Finding Rejuvenation in Ramadan Amid Global Crisis
“The month of Ramadan (is the month) in which the Qur’an has been sent down as guidance for mankind containing clear signs which lead (to the straight road) and distinguishing (the truth from falsehood).” (Q 2:185)
The Month of Ramadan is the holy month during which the Quran was first revealed to the Prophet Muhammad (PBUH). It is the ninth month of the lunar Islamic calendar. This year, Ramadan begins today Friday April 24 and it will continue until May 23. Muslims are required to fast during this month. This entails avoiding all food and drink between dawn and sunset each day during the month, which lasts usually 29 or 30 days.
This fasting during the daylight hours of the month of Ramadan is one of the Five Pillars of Islam, which are basic acts that are the foundation of Muslim life. Aside from being an act of worship, it is also a time to become more compassionate to those in need, as well as for individuals to become closer to God.
It is a season for personal renewal – It is also a time to clarify our priorities, renew our faith, and come closer to our Creator. The rituals of fasting and long night-vigil Tarawih prayers are meant to teach us self-discipline, as we deny our bodies food in order to strengthen and feed our spirits. We increase our worship, contemplation, and self-reflection. We ask Allah, our Creator, to forgive our sins, strengthen our faith, and keep us healthy in this month. We also encourage ourselves and our family to collect as many good deeds as possible.

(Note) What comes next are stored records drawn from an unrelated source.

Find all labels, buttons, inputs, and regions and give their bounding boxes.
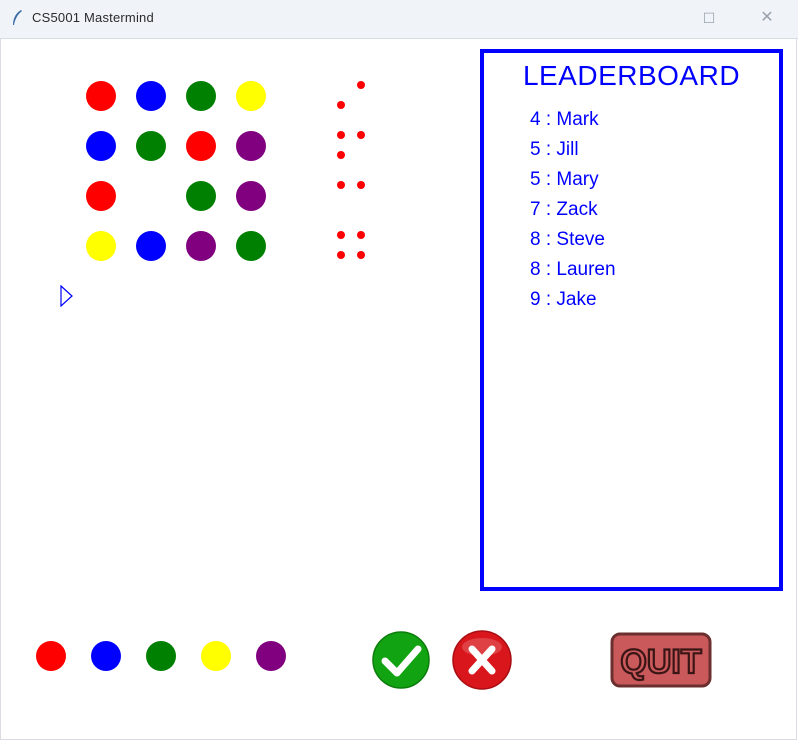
feedback-peg — [357, 181, 365, 189]
guess-peg — [186, 81, 216, 111]
close-button[interactable]: ✕ — [754, 6, 780, 30]
feedback-peg — [337, 251, 345, 259]
maximize-button[interactable]: ☐ — [696, 6, 722, 30]
guess-peg — [186, 231, 216, 261]
color-choice-purple[interactable] — [256, 641, 286, 671]
guess-peg — [86, 81, 116, 111]
x-icon[interactable] — [452, 630, 512, 690]
quit-label: QUIT — [620, 643, 701, 681]
leaderboard-entry: 4 : Mark — [530, 109, 599, 130]
guess-peg — [186, 131, 216, 161]
feedback-peg — [337, 151, 345, 159]
quit-button-graphic: QUIT — [610, 632, 712, 688]
feedback-peg — [337, 231, 345, 239]
guess-peg — [86, 181, 116, 211]
guess-peg — [236, 231, 266, 261]
leaderboard-title: LEADERBOARD — [522, 60, 741, 91]
feedback-peg — [357, 81, 365, 89]
guess-peg — [236, 181, 266, 211]
title-bar: CS5001 Mastermind ☐ ✕ — [0, 0, 798, 39]
feedback-peg — [357, 251, 365, 259]
current-row-pointer-icon — [60, 285, 73, 307]
guess-peg — [136, 131, 166, 161]
guess-peg — [236, 81, 266, 111]
color-choice-green[interactable] — [146, 641, 176, 671]
leaderboard-panel: LEADERBOARD 4 : Mark 5 : Jill 5 : Mary 7… — [480, 49, 783, 591]
feedback-peg — [337, 101, 345, 109]
color-choice-blue[interactable] — [91, 641, 121, 671]
guess-peg — [86, 131, 116, 161]
leaderboard-entry: 8 : Steve — [530, 229, 605, 250]
color-choice-yellow[interactable] — [201, 641, 231, 671]
guess-peg — [236, 131, 266, 161]
leaderboard-entry: 9 : Jake — [530, 289, 597, 310]
check-icon[interactable] — [372, 631, 430, 689]
leaderboard-entry: 5 : Jill — [530, 139, 579, 160]
color-choice-red[interactable] — [36, 641, 66, 671]
leaderboard-entry: 5 : Mary — [530, 169, 599, 190]
feedback-peg — [357, 131, 365, 139]
feedback-peg — [337, 181, 345, 189]
guess-peg — [136, 231, 166, 261]
guess-peg — [86, 231, 116, 261]
window-title: CS5001 Mastermind — [32, 10, 154, 25]
feedback-peg — [357, 231, 365, 239]
feedback-peg — [337, 131, 345, 139]
guess-peg — [136, 81, 166, 111]
feather-icon — [13, 10, 22, 25]
leaderboard-entry: 8 : Lauren — [530, 259, 616, 280]
quit-button[interactable]: QUIT — [610, 632, 712, 688]
leaderboard-entry: 7 : Zack — [530, 199, 598, 220]
guess-peg — [186, 181, 216, 211]
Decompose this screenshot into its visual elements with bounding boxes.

Despite the physical challenges, Ramadan is also a time of joy, spiritual fulfillment, and greater God-consciousness for others in our community. It makes us more sensitive to our duty to share our blessings with those in need. It is a month in which we intentionally remember those who are marginalized due to poverty, displacement, war and socio-political oppression. It is during this sacred month that we must ask ourselves and our communities:
How are we pulling out the weeds of injustice? How are we caring for others? How are we connecting and becoming a voice for those that are marginalized?
Ibn `Abbas relates that: “Allah’s Messenger (peace be upon him) was the most generous of all people in doing good, and he was at his most generous during the month of Ramadan. Gabriel used to meet with him every year throughout the month of Ramadan, so the Prophet could recite the Quran to him. Whenever Gabriel met with him, he became more generous than a beneficial breeze.” (Bukhari & Muslim)
Surely it is the obligation of those who believe and seek to create beauty in this world that they lend their compassion, resources and time to all efforts committed to dismantling oppression. Charity is not a substitute for social equality and justice. Until the birthright of every human being is basic human rights like—food, safety, education, healthcare, shelter, employment, equality, and freedom—until this is realized, there is so much work for us to do.
For Muslims around the globe, this year with the COVID-19 will be a particularly trying time as they will be observing the holy month of Ramadan under lockdown. So in this month, caring for others and connecting with them will be an essential form of worship to get through this difficult time.
As people of faith, we must recommit ourselves to the upliftment of all human beings and remember the social obligations of the society in which we live in. We are living during a time when income disparities, impacting communities of color, is considered the worst in the last hundred years, with large sections of society, denied affordable housing, food, healthcare, and job opportunities. During this COVID-19 crisis, many things broken in our system have been exposed and those who are vulnerable or weak in society are once again left behind or left out. So, in this Ramadan, we must work hard to live out the social justice principles in both the Quran and the tradition of prophet Muhammad – peace be upon him.